We approach the sitting area to find that all of the benches are taken. I press my lips together, suddenly wishing that the festival’s electricity supply might miraculously run out at this very moment so I could run away from him into the darkness.

A nearby act must have just finished as swarms of people make their way through the entrance of the Jungle, ready for the next phase of their Saturday night. They flood the area, an endless outpouring. I resist the urge to groan.

Just as I’m working out a strategy, a man walking next to us suddenly makes harsh contact with my shoulder, almost knocking me backwards and causing my bones to violently jolt in shock. Elliot quickly steadies me with a hand at my back, twisting to shout, ‘Watch it!’ at the man in a deep, furious tone that I wouldn’t have imagined coming from him.

A sweeping heat and bolt of adrenaline pulses through me momentarily. In the corner of my eye, Elliot waits patiently to look me over as I take a shaky breath in. I force my eyes closed for a brief moment and decide to take the opportunity to use a specific technique while both of my hands are free. I tap the inside of my right wrist seven times before switching hands and tapping my left wrist seven times. I would include tapping my forehead and my chest in the rotation before going back to my right wrist, but ponder if that might make Elliot think I’m trying to send some form of silent, coded message. I beg my body to get a grip and continue to tap my wrists in my predictable pattern as subtly as I can.

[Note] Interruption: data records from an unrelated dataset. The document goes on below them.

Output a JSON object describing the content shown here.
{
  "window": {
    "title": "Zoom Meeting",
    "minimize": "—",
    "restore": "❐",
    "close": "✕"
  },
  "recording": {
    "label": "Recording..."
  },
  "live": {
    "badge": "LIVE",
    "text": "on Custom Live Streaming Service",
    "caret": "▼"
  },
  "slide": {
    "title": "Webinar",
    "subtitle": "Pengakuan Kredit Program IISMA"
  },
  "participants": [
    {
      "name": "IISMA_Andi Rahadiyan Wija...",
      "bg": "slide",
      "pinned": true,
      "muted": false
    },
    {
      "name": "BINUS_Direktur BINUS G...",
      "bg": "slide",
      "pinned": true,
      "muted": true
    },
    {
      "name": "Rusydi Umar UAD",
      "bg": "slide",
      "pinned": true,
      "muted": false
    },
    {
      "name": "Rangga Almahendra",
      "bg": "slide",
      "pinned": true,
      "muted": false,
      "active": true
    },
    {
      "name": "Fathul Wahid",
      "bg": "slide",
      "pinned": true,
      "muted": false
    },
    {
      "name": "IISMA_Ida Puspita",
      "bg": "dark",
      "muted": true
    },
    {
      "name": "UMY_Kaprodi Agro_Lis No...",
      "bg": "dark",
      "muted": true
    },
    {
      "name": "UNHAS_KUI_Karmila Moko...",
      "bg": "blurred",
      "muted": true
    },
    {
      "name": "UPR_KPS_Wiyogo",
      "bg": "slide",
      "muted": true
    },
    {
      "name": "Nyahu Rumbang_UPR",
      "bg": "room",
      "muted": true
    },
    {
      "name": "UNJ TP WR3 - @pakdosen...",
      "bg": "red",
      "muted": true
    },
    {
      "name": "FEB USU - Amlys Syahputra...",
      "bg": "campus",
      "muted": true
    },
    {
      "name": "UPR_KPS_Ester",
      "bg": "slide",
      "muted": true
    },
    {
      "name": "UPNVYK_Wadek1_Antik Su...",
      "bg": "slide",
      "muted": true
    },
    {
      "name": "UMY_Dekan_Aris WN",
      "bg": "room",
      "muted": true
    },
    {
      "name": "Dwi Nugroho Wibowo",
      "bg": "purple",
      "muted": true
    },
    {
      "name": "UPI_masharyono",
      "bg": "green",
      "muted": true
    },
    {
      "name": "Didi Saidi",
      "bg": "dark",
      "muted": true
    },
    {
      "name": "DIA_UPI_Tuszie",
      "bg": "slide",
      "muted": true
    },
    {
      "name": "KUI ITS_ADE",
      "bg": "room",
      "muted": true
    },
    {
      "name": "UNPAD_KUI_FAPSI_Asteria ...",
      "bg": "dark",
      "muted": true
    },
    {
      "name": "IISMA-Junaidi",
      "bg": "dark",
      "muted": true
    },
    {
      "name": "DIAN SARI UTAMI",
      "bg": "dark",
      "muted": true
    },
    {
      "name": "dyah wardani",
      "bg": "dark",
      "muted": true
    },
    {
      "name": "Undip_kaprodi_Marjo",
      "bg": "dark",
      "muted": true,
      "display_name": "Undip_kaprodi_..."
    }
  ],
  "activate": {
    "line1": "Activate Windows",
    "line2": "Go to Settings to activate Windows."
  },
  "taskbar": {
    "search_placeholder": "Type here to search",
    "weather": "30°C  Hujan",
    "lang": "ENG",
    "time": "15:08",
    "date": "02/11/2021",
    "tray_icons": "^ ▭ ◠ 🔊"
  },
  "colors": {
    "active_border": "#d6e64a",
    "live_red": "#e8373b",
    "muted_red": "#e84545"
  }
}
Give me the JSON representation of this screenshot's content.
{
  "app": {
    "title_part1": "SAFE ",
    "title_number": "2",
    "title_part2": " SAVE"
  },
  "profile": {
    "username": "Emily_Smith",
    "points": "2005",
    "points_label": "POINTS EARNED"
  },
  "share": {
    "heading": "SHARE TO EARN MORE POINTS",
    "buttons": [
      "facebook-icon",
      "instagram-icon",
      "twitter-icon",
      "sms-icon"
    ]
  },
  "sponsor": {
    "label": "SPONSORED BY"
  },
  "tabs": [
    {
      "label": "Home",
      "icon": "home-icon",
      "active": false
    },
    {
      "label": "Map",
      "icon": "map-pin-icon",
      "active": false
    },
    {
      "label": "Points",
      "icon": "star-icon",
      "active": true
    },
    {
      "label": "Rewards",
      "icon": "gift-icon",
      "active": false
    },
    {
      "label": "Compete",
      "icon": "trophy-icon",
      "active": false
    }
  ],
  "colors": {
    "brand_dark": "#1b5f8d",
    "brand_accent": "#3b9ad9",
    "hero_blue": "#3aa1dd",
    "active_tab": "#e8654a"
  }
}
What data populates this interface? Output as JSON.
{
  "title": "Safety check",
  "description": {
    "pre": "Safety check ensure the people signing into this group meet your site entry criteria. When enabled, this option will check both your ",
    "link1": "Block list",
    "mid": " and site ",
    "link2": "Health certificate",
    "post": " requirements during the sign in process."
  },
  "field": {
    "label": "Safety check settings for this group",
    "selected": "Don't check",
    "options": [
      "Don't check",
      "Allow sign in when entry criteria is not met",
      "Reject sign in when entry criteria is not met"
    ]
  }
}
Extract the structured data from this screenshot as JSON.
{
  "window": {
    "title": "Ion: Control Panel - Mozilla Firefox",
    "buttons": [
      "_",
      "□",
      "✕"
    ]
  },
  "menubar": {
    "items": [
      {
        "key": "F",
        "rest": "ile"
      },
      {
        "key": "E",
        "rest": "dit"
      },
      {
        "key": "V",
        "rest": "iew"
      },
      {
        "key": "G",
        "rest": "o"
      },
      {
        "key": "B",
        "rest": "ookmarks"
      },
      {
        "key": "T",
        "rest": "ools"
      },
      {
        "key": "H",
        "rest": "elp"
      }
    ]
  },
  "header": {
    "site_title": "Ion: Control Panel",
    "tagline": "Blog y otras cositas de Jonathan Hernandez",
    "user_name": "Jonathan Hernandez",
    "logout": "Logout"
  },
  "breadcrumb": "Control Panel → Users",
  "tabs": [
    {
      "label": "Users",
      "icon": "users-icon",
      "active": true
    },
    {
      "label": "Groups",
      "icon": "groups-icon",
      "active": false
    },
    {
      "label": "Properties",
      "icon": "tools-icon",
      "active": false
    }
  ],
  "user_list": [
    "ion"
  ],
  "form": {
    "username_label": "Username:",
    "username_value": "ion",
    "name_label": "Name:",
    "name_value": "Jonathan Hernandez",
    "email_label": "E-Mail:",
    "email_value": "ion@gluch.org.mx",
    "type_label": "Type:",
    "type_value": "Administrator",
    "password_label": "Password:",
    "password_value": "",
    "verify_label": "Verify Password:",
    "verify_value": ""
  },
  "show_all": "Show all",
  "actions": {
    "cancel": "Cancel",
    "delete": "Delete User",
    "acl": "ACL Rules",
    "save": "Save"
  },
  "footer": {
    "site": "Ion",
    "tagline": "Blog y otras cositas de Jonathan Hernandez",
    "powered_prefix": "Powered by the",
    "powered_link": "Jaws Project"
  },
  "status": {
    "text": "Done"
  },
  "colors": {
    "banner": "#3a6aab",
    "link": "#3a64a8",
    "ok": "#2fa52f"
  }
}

Fortunately, it doesn’t seem like Elliot is in a rush to get anywhere. He silently slips his phone out of his pocket and starts typing a message.

I wonder if he’s telling Josh and Owen about his blunder and subsequent regret when I feel a buzz in my pocket and realise that he must have texted the group with an update. I don’t think either of us are expecting a response from them for a while.